Zen Buddhist teachings speak of something called Shoshin, or “Beginner’s Mind.” It refers to the state of having a lack of preconceptions we possessed as children – when everything was possible and wonder was the way of the world. Inevitably we all lose it. Maybe it happened when Susie turned you down for a kiss in kindergarten, or when Trevor tied your laces together in Social Studies and you tripped in front of the entire class, or the first April Uncle Sam told you what taxes were. After that moment we learn to be practical and come to grips with reduced possibilities. For the first time in our lives, we understand that there are things you can do, and things you can’t.
You can work hard in school, go to a good college, and have a slightly more than decent chance of being employed at a job that earns you just enough to pay off the interest of the student loans you racked up.
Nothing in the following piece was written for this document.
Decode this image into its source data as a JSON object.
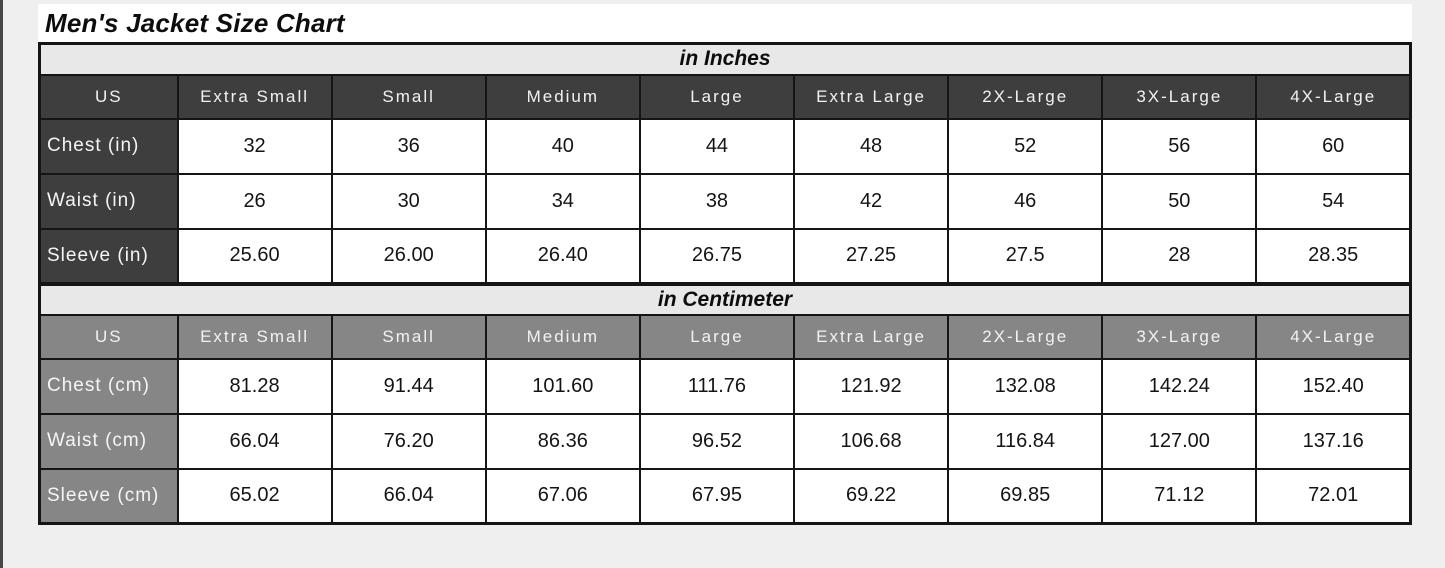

You can’t eat Cinnamon Toast Crunch for dinner, maintain a six-pack, and play Call of Duty for a living.
Perhaps the reason we don’t realize we’re dreaming when surrounded by fantastical elements is that we’re fed up with all of this practicality. No matter how old we get a part of us still wants to believe we can achieve the impossible.
Just last night I dreamt my sister and I were chasing my mom’s evil cat, Lucyfur, through her house. We cornered the fluffy bastard in a room and crouched in the doorway waiting for her to show her smushed up face. A few seconds later she jumped up on the bed, only this new version of Lucyfur looked less like a gray Persian and more like a fire-yellow mound of hair the size of a yoga ball with a pitch black skull for a face.
Methodically, I pulled out my iPhone and snapped a few incognito pictures of the beast, either for Instagram or evidence depending on subsequent events. Apparently my actions didn’t go unnoticed. Lucyfur’s laser red eyes locked in on us. Neither of us moved a muscle. We’d both seen enough Animal Planet to know that the lion only pounces when the prey tries to run away.
So we waited.
At no point during this entire interaction did I think to question the reality of anything I was experiencing, even when Lucyfur catapulted off the bed and engulfed us in her fluffy mane and then exploded spreading her hair across the room like dandelion leaves in a windstorm. It was all real to me.
Until the moment I woke up.
The kid in me convinced myself to check the pictures on my phone just to be sure it wasn’t real, while my adult self chastised its younger version for being so ridiculous. I scanned my photo book. A picture of the Smore’s Cake from Bar Americain, the receipt from said desert that I’d yet to expense, and a lion statue in front of the New York Public Library backlit by the sun so it looked like its mane was on fire.
The stuff of our dreams comes from the most unexpected places. The scary stranger with the gruff English accent on the subway shape shifts into a wolf reciting Shakepeare. The supermodel walking down Madison Ave maintains her form while we morph into a movie star. And a statue of a lion fuses with the memory of a cat and transforms into the Ferbie from Hell.
The impossible stuff of dreams born of reality.
If you examine your dreams long enough, you’re forced to make a decision. Which is the greater reality? The world of the living, where we think in rationalities, anticipate the future based on our own subjective past, and so often let fear talk us out of taking action. Or the world of sleep, where we dream in infinities, experience wonderment, and soar through the endless sky of our imagination.